Haute de plus de six mètres, la monumentale Porte de l’Enfer d’Auguste Rodin est sans conteste l’une des œuvres phares du musée d’Orsay. Réalisée à la demande du sculpteur l’année de sa mort, en 1917, cette épreuve en plâtre déposée par le musée Rodin prend place sur la terrasse au fond de la nef dès l’ouverture d’Orsay, en 1986. Étrangement, elle n’est alors pas positionnée dans l’axe de la nef, mais de côté, afin de ménager l’effet de surprise… L’idée de la déplacer pour qu’elle trône enfin en majesté au centre de la terrasse avait germé depuis quelques années déjà dans l’esprit de l’équipe scientifique du musée. Entamée en novembre dernier, cette délicate opération vient tout juste de s’achever et a permis de nettoyer l’œuvre tout en repensant sa présentation.

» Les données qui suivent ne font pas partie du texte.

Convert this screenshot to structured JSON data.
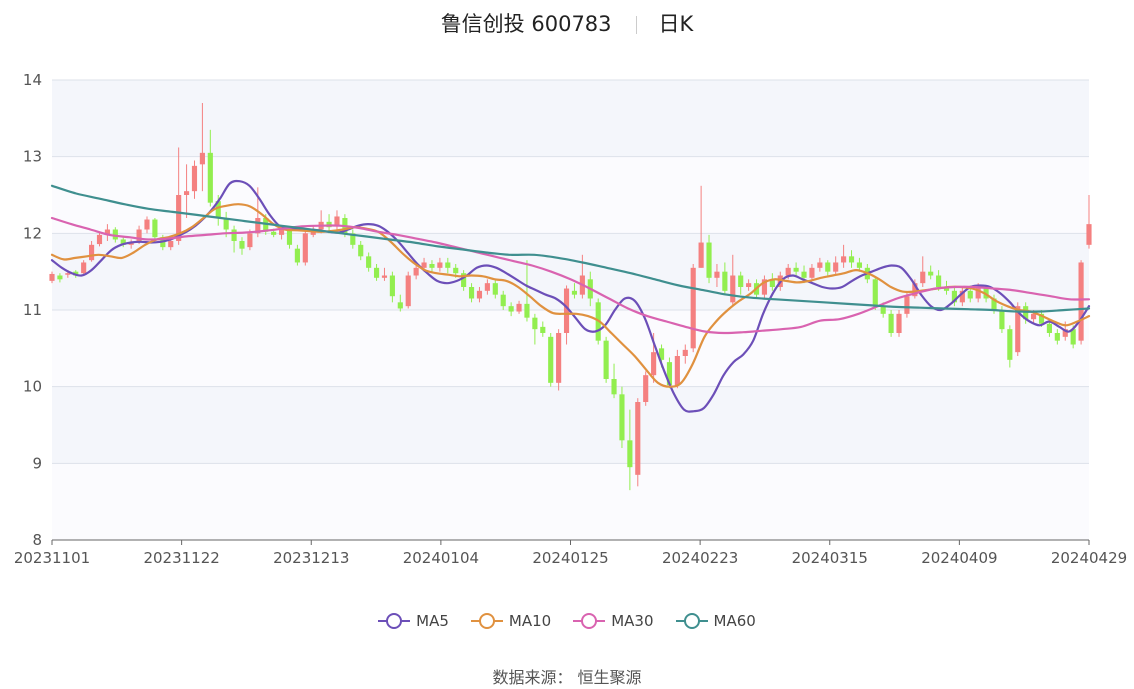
{
  "title": {
    "name": "鲁信创投 600783",
    "period": "日K"
  },
  "source": "数据来源： 恒生聚源",
  "colors": {
    "up": "#f48080",
    "down": "#92ee4f",
    "band_a": "#f4f6fb",
    "band_b": "#fbfbfe",
    "grid": "#dde1ea"
  },
  "chart_data": {
    "type": "candlestick",
    "title": "鲁信创投 600783 日K",
    "ylim": [
      8,
      14
    ],
    "y_ticks": [
      "8",
      "9",
      "10",
      "11",
      "12",
      "13",
      "14"
    ],
    "x_ticks": [
      "20231101",
      "20231122",
      "20231213",
      "20240104",
      "20240125",
      "20240223",
      "20240315",
      "20240409",
      "20240429"
    ],
    "grid": true,
    "legend_position": "bottom",
    "candles": [
      [
        11.38,
        11.47,
        11.35,
        11.5
      ],
      [
        11.45,
        11.4,
        11.36,
        11.48
      ],
      [
        11.46,
        11.48,
        11.42,
        11.52
      ],
      [
        11.5,
        11.45,
        11.42,
        11.52
      ],
      [
        11.48,
        11.62,
        11.46,
        11.65
      ],
      [
        11.65,
        11.85,
        11.63,
        11.9
      ],
      [
        11.86,
        11.98,
        11.83,
        12.02
      ],
      [
        11.98,
        12.05,
        11.9,
        12.12
      ],
      [
        12.05,
        11.92,
        11.88,
        12.08
      ],
      [
        11.92,
        11.85,
        11.82,
        11.96
      ],
      [
        11.85,
        11.88,
        11.8,
        11.92
      ],
      [
        11.9,
        12.05,
        11.86,
        12.1
      ],
      [
        12.05,
        12.18,
        12.0,
        12.22
      ],
      [
        12.18,
        11.95,
        11.9,
        12.2
      ],
      [
        11.95,
        11.82,
        11.78,
        11.98
      ],
      [
        11.82,
        11.9,
        11.78,
        11.95
      ],
      [
        11.9,
        12.5,
        11.85,
        13.12
      ],
      [
        12.5,
        12.55,
        12.2,
        12.9
      ],
      [
        12.55,
        12.88,
        12.45,
        12.95
      ],
      [
        12.9,
        13.05,
        12.55,
        13.7
      ],
      [
        13.05,
        12.4,
        12.35,
        13.35
      ],
      [
        12.42,
        12.2,
        12.1,
        12.5
      ],
      [
        12.2,
        12.05,
        11.95,
        12.28
      ],
      [
        12.05,
        11.9,
        11.75,
        12.1
      ],
      [
        11.9,
        11.8,
        11.72,
        11.95
      ],
      [
        11.82,
        12.0,
        11.78,
        12.05
      ],
      [
        12.0,
        12.2,
        11.95,
        12.6
      ],
      [
        12.2,
        12.02,
        11.98,
        12.25
      ],
      [
        12.02,
        11.98,
        11.95,
        12.06
      ],
      [
        11.98,
        12.05,
        11.92,
        12.1
      ],
      [
        12.05,
        11.85,
        11.8,
        12.08
      ],
      [
        11.8,
        11.62,
        11.58,
        11.85
      ],
      [
        11.62,
        12.0,
        11.58,
        12.05
      ],
      [
        11.98,
        12.05,
        11.95,
        12.1
      ],
      [
        12.05,
        12.15,
        12.0,
        12.3
      ],
      [
        12.15,
        12.08,
        12.0,
        12.25
      ],
      [
        12.1,
        12.22,
        12.05,
        12.3
      ],
      [
        12.2,
        12.0,
        11.95,
        12.25
      ],
      [
        12.0,
        11.85,
        11.8,
        12.05
      ],
      [
        11.85,
        11.7,
        11.65,
        11.9
      ],
      [
        11.7,
        11.55,
        11.5,
        11.75
      ],
      [
        11.55,
        11.42,
        11.38,
        11.6
      ],
      [
        11.42,
        11.45,
        11.38,
        11.55
      ],
      [
        11.45,
        11.18,
        11.1,
        11.5
      ],
      [
        11.1,
        11.02,
        10.98,
        11.2
      ],
      [
        11.05,
        11.45,
        11.02,
        11.5
      ],
      [
        11.45,
        11.55,
        11.4,
        11.6
      ],
      [
        11.55,
        11.62,
        11.5,
        11.68
      ],
      [
        11.6,
        11.55,
        11.5,
        11.65
      ],
      [
        11.55,
        11.62,
        11.5,
        11.68
      ],
      [
        11.62,
        11.55,
        11.48,
        11.68
      ],
      [
        11.55,
        11.48,
        11.42,
        11.6
      ],
      [
        11.48,
        11.3,
        11.25,
        11.52
      ],
      [
        11.3,
        11.15,
        11.1,
        11.35
      ],
      [
        11.15,
        11.25,
        11.1,
        11.3
      ],
      [
        11.25,
        11.35,
        11.2,
        11.4
      ],
      [
        11.35,
        11.2,
        11.15,
        11.4
      ],
      [
        11.2,
        11.05,
        11.0,
        11.25
      ],
      [
        11.05,
        10.98,
        10.92,
        11.1
      ],
      [
        10.98,
        11.08,
        10.95,
        11.12
      ],
      [
        11.08,
        10.9,
        10.85,
        11.65
      ],
      [
        10.9,
        10.75,
        10.55,
        10.95
      ],
      [
        10.78,
        10.7,
        10.65,
        10.85
      ],
      [
        10.65,
        10.05,
        10.0,
        10.7
      ],
      [
        10.05,
        10.7,
        9.95,
        10.75
      ],
      [
        10.7,
        11.28,
        10.55,
        11.32
      ],
      [
        11.25,
        11.2,
        11.15,
        11.35
      ],
      [
        11.2,
        11.45,
        11.15,
        11.72
      ],
      [
        11.4,
        11.15,
        11.05,
        11.5
      ],
      [
        11.1,
        10.6,
        10.55,
        11.15
      ],
      [
        10.6,
        10.1,
        10.05,
        10.65
      ],
      [
        10.1,
        9.9,
        9.85,
        10.3
      ],
      [
        9.9,
        9.3,
        9.2,
        10.0
      ],
      [
        9.3,
        8.95,
        8.65,
        9.7
      ],
      [
        8.85,
        9.8,
        8.7,
        9.85
      ],
      [
        9.8,
        10.15,
        9.75,
        10.2
      ],
      [
        10.15,
        10.45,
        10.05,
        10.7
      ],
      [
        10.5,
        10.35,
        10.25,
        10.55
      ],
      [
        10.32,
        10.02,
        9.98,
        10.38
      ],
      [
        10.02,
        10.4,
        9.98,
        10.48
      ],
      [
        10.4,
        10.48,
        10.3,
        10.55
      ],
      [
        10.5,
        11.55,
        10.45,
        11.6
      ],
      [
        11.55,
        11.88,
        11.55,
        12.62
      ],
      [
        11.88,
        11.42,
        11.35,
        11.98
      ],
      [
        11.42,
        11.5,
        11.3,
        11.6
      ],
      [
        11.5,
        11.25,
        11.2,
        11.62
      ],
      [
        11.1,
        11.45,
        11.05,
        11.72
      ],
      [
        11.45,
        11.3,
        11.2,
        11.5
      ],
      [
        11.3,
        11.35,
        11.25,
        11.4
      ],
      [
        11.35,
        11.2,
        11.15,
        11.4
      ],
      [
        11.2,
        11.4,
        11.15,
        11.45
      ],
      [
        11.4,
        11.3,
        11.25,
        11.48
      ],
      [
        11.3,
        11.45,
        11.25,
        11.5
      ],
      [
        11.45,
        11.55,
        11.4,
        11.6
      ],
      [
        11.55,
        11.5,
        11.45,
        11.62
      ],
      [
        11.5,
        11.42,
        11.35,
        11.58
      ],
      [
        11.42,
        11.55,
        11.4,
        11.6
      ],
      [
        11.55,
        11.62,
        11.5,
        11.68
      ],
      [
        11.62,
        11.5,
        11.45,
        11.65
      ],
      [
        11.5,
        11.62,
        11.45,
        11.7
      ],
      [
        11.62,
        11.7,
        11.55,
        11.85
      ],
      [
        11.7,
        11.62,
        11.55,
        11.78
      ],
      [
        11.62,
        11.55,
        11.5,
        11.68
      ],
      [
        11.55,
        11.4,
        11.35,
        11.6
      ],
      [
        11.4,
        11.05,
        11.0,
        11.42
      ],
      [
        11.05,
        10.95,
        10.9,
        11.1
      ],
      [
        10.95,
        10.7,
        10.65,
        11.0
      ],
      [
        10.7,
        10.95,
        10.65,
        11.0
      ],
      [
        10.95,
        11.18,
        10.9,
        11.22
      ],
      [
        11.18,
        11.35,
        11.15,
        11.4
      ],
      [
        11.35,
        11.5,
        11.3,
        11.7
      ],
      [
        11.5,
        11.45,
        11.4,
        11.58
      ],
      [
        11.45,
        11.3,
        11.25,
        11.52
      ],
      [
        11.3,
        11.25,
        11.2,
        11.38
      ],
      [
        11.25,
        11.1,
        11.05,
        11.3
      ],
      [
        11.1,
        11.25,
        11.05,
        11.3
      ],
      [
        11.25,
        11.15,
        11.1,
        11.32
      ],
      [
        11.15,
        11.3,
        11.1,
        11.35
      ],
      [
        11.3,
        11.15,
        11.1,
        11.32
      ],
      [
        11.15,
        11.0,
        10.95,
        11.2
      ],
      [
        11.0,
        10.75,
        10.7,
        11.05
      ],
      [
        10.75,
        10.35,
        10.25,
        10.8
      ],
      [
        10.45,
        11.05,
        10.4,
        11.1
      ],
      [
        11.05,
        10.88,
        10.82,
        11.1
      ],
      [
        10.88,
        10.95,
        10.82,
        11.0
      ],
      [
        10.95,
        10.82,
        10.78,
        11.0
      ],
      [
        10.82,
        10.7,
        10.65,
        10.85
      ],
      [
        10.7,
        10.6,
        10.55,
        10.75
      ],
      [
        10.65,
        10.75,
        10.6,
        10.85
      ],
      [
        10.75,
        10.55,
        10.5,
        10.8
      ],
      [
        10.6,
        11.62,
        10.55,
        11.65
      ],
      [
        11.85,
        12.12,
        11.8,
        12.5
      ]
    ],
    "series": [
      {
        "name": "MA5",
        "color": "#6c4fb8",
        "values": [
          11.65,
          11.55,
          11.48,
          11.45,
          11.52,
          11.65,
          11.78,
          11.85,
          11.88,
          11.89,
          11.88,
          11.89,
          11.92,
          11.98,
          12.05,
          12.15,
          12.28,
          12.45,
          12.65,
          12.68,
          12.62,
          12.45,
          12.25,
          12.1,
          12.06,
          12.05,
          12.05,
          12.04,
          12.02,
          12.01,
          12.05,
          12.1,
          12.12,
          12.1,
          12.02,
          11.9,
          11.75,
          11.6,
          11.48,
          11.38,
          11.35,
          11.38,
          11.45,
          11.55,
          11.58,
          11.55,
          11.48,
          11.4,
          11.32,
          11.26,
          11.2,
          11.15,
          11.05,
          10.9,
          10.75,
          10.72,
          10.8,
          11.0,
          11.15,
          11.12,
          10.9,
          10.55,
          10.2,
          9.9,
          9.7,
          9.68,
          9.72,
          9.9,
          10.15,
          10.32,
          10.42,
          10.6,
          10.95,
          11.22,
          11.4,
          11.45,
          11.4,
          11.35,
          11.3,
          11.28,
          11.3,
          11.38,
          11.45,
          11.5,
          11.55,
          11.58,
          11.55,
          11.4,
          11.2,
          11.05,
          11.0,
          11.08,
          11.2,
          11.3,
          11.32,
          11.3,
          11.22,
          11.1,
          10.95,
          10.85,
          10.8,
          10.85,
          10.78,
          10.72,
          10.85,
          11.05
        ]
      },
      {
        "name": "MA10",
        "color": "#e0913f",
        "values": [
          11.72,
          11.66,
          11.68,
          11.7,
          11.72,
          11.7,
          11.68,
          11.75,
          11.85,
          11.92,
          11.95,
          12.0,
          12.08,
          12.2,
          12.32,
          12.36,
          12.38,
          12.35,
          12.25,
          12.12,
          12.05,
          12.04,
          12.03,
          12.02,
          12.03,
          12.05,
          12.08,
          12.06,
          12.02,
          11.9,
          11.75,
          11.62,
          11.52,
          11.48,
          11.46,
          11.44,
          11.45,
          11.44,
          11.4,
          11.38,
          11.3,
          11.18,
          11.05,
          10.96,
          10.95,
          10.95,
          10.92,
          10.85,
          10.7,
          10.55,
          10.4,
          10.22,
          10.05,
          10.0,
          10.05,
          10.3,
          10.65,
          10.85,
          11.0,
          11.12,
          11.22,
          11.35,
          11.4,
          11.38,
          11.36,
          11.38,
          11.42,
          11.45,
          11.48,
          11.52,
          11.48,
          11.4,
          11.3,
          11.24,
          11.24,
          11.26,
          11.28,
          11.3,
          11.3,
          11.28,
          11.22,
          11.12,
          11.05,
          11.0,
          10.98,
          10.92,
          10.85,
          10.8,
          10.85,
          10.92
        ]
      },
      {
        "name": "MA30",
        "color": "#d963b0",
        "values": [
          12.2,
          12.12,
          12.05,
          11.98,
          11.95,
          11.92,
          11.93,
          11.96,
          11.98,
          12.0,
          12.01,
          12.03,
          12.06,
          12.09,
          12.1,
          12.1,
          12.07,
          12.02,
          11.98,
          11.93,
          11.88,
          11.82,
          11.76,
          11.7,
          11.64,
          11.58,
          11.5,
          11.4,
          11.28,
          11.15,
          11.02,
          10.92,
          10.85,
          10.78,
          10.72,
          10.7,
          10.71,
          10.73,
          10.75,
          10.78,
          10.86,
          10.88,
          10.95,
          11.05,
          11.15,
          11.22,
          11.28,
          11.3,
          11.3,
          11.28,
          11.26,
          11.22,
          11.18,
          11.14,
          11.14
        ]
      },
      {
        "name": "MA60",
        "color": "#3f8f8f",
        "values": [
          12.62,
          12.52,
          12.45,
          12.38,
          12.32,
          12.28,
          12.24,
          12.2,
          12.16,
          12.12,
          12.08,
          12.04,
          12.0,
          11.96,
          11.92,
          11.88,
          11.83,
          11.79,
          11.75,
          11.72,
          11.72,
          11.68,
          11.62,
          11.55,
          11.48,
          11.4,
          11.32,
          11.26,
          11.2,
          11.16,
          11.14,
          11.12,
          11.1,
          11.08,
          11.06,
          11.04,
          11.03,
          11.02,
          11.01,
          11.0,
          10.98,
          10.98,
          11.0,
          11.02
        ]
      }
    ]
  }
}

Deux cents groupes et figures
Revenons aux origines de cette spectaculaire sculpture en haut-relief peuplée de plus de deux cents groupes et figures. Commandée en 1879, elle devait à l’origine servir de porte d’entrée pour un musée des Arts décoratifs qui ne vit jamais le jour, à l’emplacement de l’actuel musée d’Orsay. Inspirée des célèbres portes du baptistère de Florence réalisées au XVe siècle par Ghiberti, cette Porte de l’Enfer illustrant des scènes de la Divine Comédie demeura donc à l’état de projet. Elle va pourtant constituer un exceptionnel réservoir de motifs dans lequel l’artiste puisera durant plus de 30 ans l’inspiration nécessaire à la réalisation de quelques-unes de ses sculptures les plus insignes : Le Penseur, Les Trois Ombres, Le Baiser, Ugolin et ses fils… Plusieurs exemplaires de ces sculptures sont présentés à gauche du plâtre monumental, face à un ensemble de travaux préparatoires, afin de mettre en lumière la richesse et la complexité de cette « œuvre-monde » dans laquelle Rodin laissa s’exprimer toute sa puissance créatrice. Précisons enfin que cette épreuve en plâtre servit à la réalisation de la version en bronze présentée dans les jardins du musée Rodin à Paris.